What sounds like your basic romcom actually turns into something a lot more magical once you read it. Gideon creates beautiful statues only to destroy them the moment they are completed. He is responsible for Ana’s manuscript having found its way into the hands of a capable and utterly delighted agentand even though Gideon would never admit why he did it, we know that he actually really likes Ana. Theirs is a weird relationship that can only find a way to work once the secrets are out, once the magic that has been part of their lives gets revelaed. Oh, and once one of them saves the other from certain doom.

The other stories int his collection were quite nice as well, but they felt more like additional material to the first two novellas, rather than something that can stand on its own. Salissay’s Laundries was charming insofar as it is written by an investigative jorunalist who infiltrates a place that is said to “disappear” women and/or their unborn children. The Valwolde is supposed to be involved, but we all know that’s just fairy stories…
In Longergreen, we jump forward in time and learn how the world (and some characters we’ve met earlier) have changed. I really can’t say much about it without spoiling, but I found it a very touching, quiet tale that would have rounded up the collection beautifully.
But Cooney ends things on a lighter note with Susurra to the Moon. Here, we meet a character from the first story again as well as someone from Desdemona and the Deep. Things haven’t only changed in our world, but the Valwode has evolved as well. And so we meet two queens of that Kingdom Below as they enjoy each other and make silly plans about how they want to go to the moon. It’s a cute little story but it didn’t touch me nearly as much as the ones about Elliot, Gideon, and Ana.

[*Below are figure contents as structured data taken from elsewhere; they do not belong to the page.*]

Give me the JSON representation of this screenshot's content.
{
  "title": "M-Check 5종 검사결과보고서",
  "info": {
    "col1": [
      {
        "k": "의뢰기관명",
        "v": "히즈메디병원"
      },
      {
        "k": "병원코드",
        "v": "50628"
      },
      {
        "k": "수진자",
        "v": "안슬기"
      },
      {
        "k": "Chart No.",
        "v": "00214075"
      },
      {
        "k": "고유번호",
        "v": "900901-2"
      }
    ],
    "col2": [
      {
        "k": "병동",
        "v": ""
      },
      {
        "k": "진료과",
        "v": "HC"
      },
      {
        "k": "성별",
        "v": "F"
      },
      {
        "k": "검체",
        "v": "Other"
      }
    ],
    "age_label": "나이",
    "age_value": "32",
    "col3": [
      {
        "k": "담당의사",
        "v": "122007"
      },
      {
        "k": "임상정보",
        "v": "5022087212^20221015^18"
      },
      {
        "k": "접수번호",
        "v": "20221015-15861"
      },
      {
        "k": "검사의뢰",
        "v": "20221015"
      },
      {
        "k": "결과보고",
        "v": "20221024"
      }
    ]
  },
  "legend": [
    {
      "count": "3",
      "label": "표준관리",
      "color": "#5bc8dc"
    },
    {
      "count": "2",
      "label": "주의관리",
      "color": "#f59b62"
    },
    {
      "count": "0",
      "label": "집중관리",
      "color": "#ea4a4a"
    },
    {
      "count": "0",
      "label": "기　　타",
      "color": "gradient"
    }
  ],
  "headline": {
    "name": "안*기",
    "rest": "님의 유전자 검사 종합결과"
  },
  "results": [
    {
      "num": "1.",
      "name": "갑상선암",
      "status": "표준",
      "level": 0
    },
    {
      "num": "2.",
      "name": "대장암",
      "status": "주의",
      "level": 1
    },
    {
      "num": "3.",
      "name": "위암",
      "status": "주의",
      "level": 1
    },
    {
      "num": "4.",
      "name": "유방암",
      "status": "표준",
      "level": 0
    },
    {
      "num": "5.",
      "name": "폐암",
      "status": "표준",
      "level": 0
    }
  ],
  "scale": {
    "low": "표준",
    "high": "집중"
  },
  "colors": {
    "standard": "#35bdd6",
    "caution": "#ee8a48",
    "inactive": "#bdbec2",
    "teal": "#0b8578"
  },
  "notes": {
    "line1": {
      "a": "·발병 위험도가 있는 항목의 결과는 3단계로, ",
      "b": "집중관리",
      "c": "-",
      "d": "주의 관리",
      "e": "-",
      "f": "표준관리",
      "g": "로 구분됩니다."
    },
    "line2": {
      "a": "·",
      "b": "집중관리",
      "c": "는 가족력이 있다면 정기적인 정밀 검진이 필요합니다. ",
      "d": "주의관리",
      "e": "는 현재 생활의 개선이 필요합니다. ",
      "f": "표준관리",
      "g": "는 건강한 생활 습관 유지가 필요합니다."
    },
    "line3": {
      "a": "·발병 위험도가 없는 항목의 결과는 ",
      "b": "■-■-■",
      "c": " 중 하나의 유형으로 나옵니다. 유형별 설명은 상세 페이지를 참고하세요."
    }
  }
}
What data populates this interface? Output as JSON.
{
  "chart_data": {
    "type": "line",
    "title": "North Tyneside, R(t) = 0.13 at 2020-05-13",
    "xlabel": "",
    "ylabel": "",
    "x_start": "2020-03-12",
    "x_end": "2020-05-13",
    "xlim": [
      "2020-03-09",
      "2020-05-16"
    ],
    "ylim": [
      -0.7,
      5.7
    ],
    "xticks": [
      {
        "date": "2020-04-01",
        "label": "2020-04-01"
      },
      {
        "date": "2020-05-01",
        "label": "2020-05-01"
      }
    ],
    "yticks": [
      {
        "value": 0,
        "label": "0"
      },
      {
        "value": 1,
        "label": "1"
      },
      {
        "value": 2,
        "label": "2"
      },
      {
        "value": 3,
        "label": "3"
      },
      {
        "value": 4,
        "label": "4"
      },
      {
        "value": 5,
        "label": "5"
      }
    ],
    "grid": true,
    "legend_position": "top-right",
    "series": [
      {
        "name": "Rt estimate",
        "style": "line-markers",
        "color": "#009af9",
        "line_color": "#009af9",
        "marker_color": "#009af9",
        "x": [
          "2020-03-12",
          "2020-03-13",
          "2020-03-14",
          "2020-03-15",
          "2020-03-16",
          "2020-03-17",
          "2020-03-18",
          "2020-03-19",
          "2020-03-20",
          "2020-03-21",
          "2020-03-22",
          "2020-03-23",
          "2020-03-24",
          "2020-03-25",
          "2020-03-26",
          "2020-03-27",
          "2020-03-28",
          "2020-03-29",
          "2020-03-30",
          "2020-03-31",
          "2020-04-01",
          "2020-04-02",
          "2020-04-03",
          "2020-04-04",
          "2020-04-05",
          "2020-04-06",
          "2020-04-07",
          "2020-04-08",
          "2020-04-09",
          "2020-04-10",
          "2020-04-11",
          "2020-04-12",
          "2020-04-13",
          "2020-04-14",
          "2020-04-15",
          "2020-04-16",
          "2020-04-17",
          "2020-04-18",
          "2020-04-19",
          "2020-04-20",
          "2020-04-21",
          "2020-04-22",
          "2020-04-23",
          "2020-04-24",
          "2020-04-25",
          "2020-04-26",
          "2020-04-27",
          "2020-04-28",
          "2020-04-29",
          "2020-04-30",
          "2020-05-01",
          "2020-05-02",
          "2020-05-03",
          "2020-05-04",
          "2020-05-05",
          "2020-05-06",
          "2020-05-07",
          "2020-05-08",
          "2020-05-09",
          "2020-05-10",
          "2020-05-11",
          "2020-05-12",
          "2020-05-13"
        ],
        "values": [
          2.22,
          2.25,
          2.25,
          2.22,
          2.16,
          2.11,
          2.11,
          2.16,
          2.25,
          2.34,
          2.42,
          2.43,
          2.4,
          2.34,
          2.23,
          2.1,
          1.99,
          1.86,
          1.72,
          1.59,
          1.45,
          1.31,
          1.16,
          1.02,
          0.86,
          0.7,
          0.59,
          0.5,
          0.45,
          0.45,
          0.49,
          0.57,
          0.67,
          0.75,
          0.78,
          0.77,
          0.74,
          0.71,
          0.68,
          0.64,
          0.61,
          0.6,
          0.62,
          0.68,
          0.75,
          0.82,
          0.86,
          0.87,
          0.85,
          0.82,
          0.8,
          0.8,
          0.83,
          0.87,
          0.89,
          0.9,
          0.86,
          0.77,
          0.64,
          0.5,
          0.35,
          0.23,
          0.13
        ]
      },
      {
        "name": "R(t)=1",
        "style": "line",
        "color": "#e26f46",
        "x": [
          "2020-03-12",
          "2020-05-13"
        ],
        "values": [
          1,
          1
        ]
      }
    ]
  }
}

I love how interconnected Cooney’s work is (a play called Bone Swans is mentioned in this collection, which happens to be a real book in our word) and how she writes about artists. Whether it’s Elliot and his paintings, Gideon and his statues, or Ana and her writing – Cooney manages to make them all feel like real artists, she makes their work come vibrantly alive thorugh her own art, and she made them all real, multi-faceted people. I adored both the friendship between these three as well as the strange love/hate relationship that Ana and Gideon have going on. The otherworldly characters were also amazingly done. A fairy queen who is thousands of years old shouldn’t behave like a regular homan and Cooney did a fantastic job making Nyx strange but still relatable enough for me to care about her.

If you like fairy stories, pretending to walk through walls between worlds, to meet magical beings at the chime of midnight, if you like art and beautiful words, then pick this up. It’s truly lovely and makes me all the more excited for Cooney’s second 2022 book (a big fat novel!) Saint Death’s Daughter.